The following I know to be true: let $A$ and $B$ be elements of $GL(m,\mathbb{R})$ and let $X \in T_BGl(m, \mathbb{R})$ and let $L_A:Gl(m, \mathbb{R}) \to GL(m, \mathbb{R})$ be the left multiplication map $L_A:B \mapsto AB$. Then the image of $X$ under the associated pushforward map $L_{A*}:T_BGL(m, \mathbb{R}) \to T_{AB}GL(m, \mathbb{R})$ equals $AX$, where the multiplication is understood to be matrix multiplication.
The Clifford algebra $Cl(n, n)$ is isomorphic to the matrix algebra $\mathbb{R}(2^n)$, hence the group of units (invertible elements) $Cl(n,n)^*$ is a Lie group isomorphic to $GL(2^n, \mathbb{R})$. Considering this isomorphism, it seems likely that the above statement for the general linear group holds for the $Cl(n, n)^*$ as well.

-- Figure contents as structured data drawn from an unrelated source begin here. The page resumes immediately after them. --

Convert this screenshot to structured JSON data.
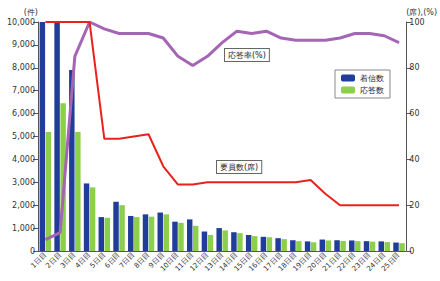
{
  "chart_data": {
    "type": "bar",
    "categories": [
      "1日目",
      "2日目",
      "3日目",
      "4日目",
      "5日目",
      "6日目",
      "7日目",
      "8日目",
      "9日目",
      "10日目",
      "11日目",
      "12日目",
      "13日目",
      "14日目",
      "15日目",
      "16日目",
      "17日目",
      "18日目",
      "19日目",
      "20日目",
      "21日目",
      "22日目",
      "23日目",
      "24日目",
      "25日目"
    ],
    "series": [
      {
        "name": "着信数",
        "type": "bar",
        "color": "#1f3d99",
        "values": [
          10000,
          10000,
          7900,
          2950,
          1480,
          2150,
          1530,
          1600,
          1680,
          1280,
          1380,
          850,
          1000,
          820,
          700,
          620,
          560,
          470,
          420,
          500,
          470,
          460,
          430,
          420,
          370
        ]
      },
      {
        "name": "応答数",
        "type": "bar",
        "color": "#8ccf4a",
        "values": [
          5200,
          6450,
          5200,
          2780,
          1450,
          2000,
          1480,
          1500,
          1600,
          1230,
          1100,
          700,
          900,
          780,
          650,
          600,
          520,
          430,
          380,
          460,
          440,
          430,
          410,
          390,
          340
        ]
      },
      {
        "name": "応答率(%)",
        "type": "line",
        "color": "#a565b5",
        "axis": "y2",
        "values": [
          5,
          8,
          85,
          100,
          97,
          95,
          95,
          95,
          93,
          85,
          81,
          85,
          91,
          96,
          95,
          96,
          93,
          92,
          92,
          92,
          93,
          95,
          95,
          94,
          91
        ]
      },
      {
        "name": "要員数(席)",
        "type": "line",
        "color": "#e8231f",
        "axis": "y2",
        "values": [
          100,
          100,
          100,
          100,
          49,
          49,
          50,
          51,
          37,
          29,
          29,
          30,
          30,
          30,
          30,
          30,
          30,
          30,
          31,
          25,
          20,
          20,
          20,
          20,
          20
        ]
      }
    ],
    "ylabel": "(件)",
    "y2label": "(席),(%)",
    "ylim": [
      0,
      10000
    ],
    "yticks": [
      0,
      {
        "value": 1000,
        "label": "1,000"
      },
      {
        "value": 2000,
        "label": "2,000"
      },
      {
        "value": 3000,
        "label": "3,000"
      },
      {
        "value": 4000,
        "label": "4,000"
      },
      {
        "value": 5000,
        "label": "5,000"
      },
      {
        "value": 6000,
        "label": "6,000"
      },
      {
        "value": 7000,
        "label": "7,000"
      },
      {
        "value": 8000,
        "label": "8,000"
      },
      {
        "value": 9000,
        "label": "9,000"
      },
      {
        "value": 10000,
        "label": "10,000"
      }
    ],
    "y2lim": [
      0,
      100
    ],
    "y2ticks": [
      0,
      20,
      40,
      60,
      80,
      100
    ],
    "grid": false,
    "legend": "right"
  }
}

More specifically, let $g$ and $h$ be elements of the (Lie) group of units $Cl(n,n)^*$ of the Clifford algebra $Cl(n, n)$. Let $V \in T_hCl(n, n)^*$ and let $L_g:Cl(n, n)^*\to Cl(n, n)^*$ be the left multiplication map in $Cl(n, n)^*$. Is it then true that the image of $V$ under the associated pushforward map $L_{g*}:T_hCl(n, n) \to T_{gh}Cl(n, n)$ equals $gV$, where the multiplication is understood to be the multiplication of the Clifford algebra $Cl(n, n)$?
Bonus question: In fact, all Clifford algebras are isomorphic to matrix algebras over $\mathbb{R}$, $\mathbb{C}$ or $\mathbb{H}$. Therefore, I would assume the above to hold in the group of units of any Clifford algebra. Correct?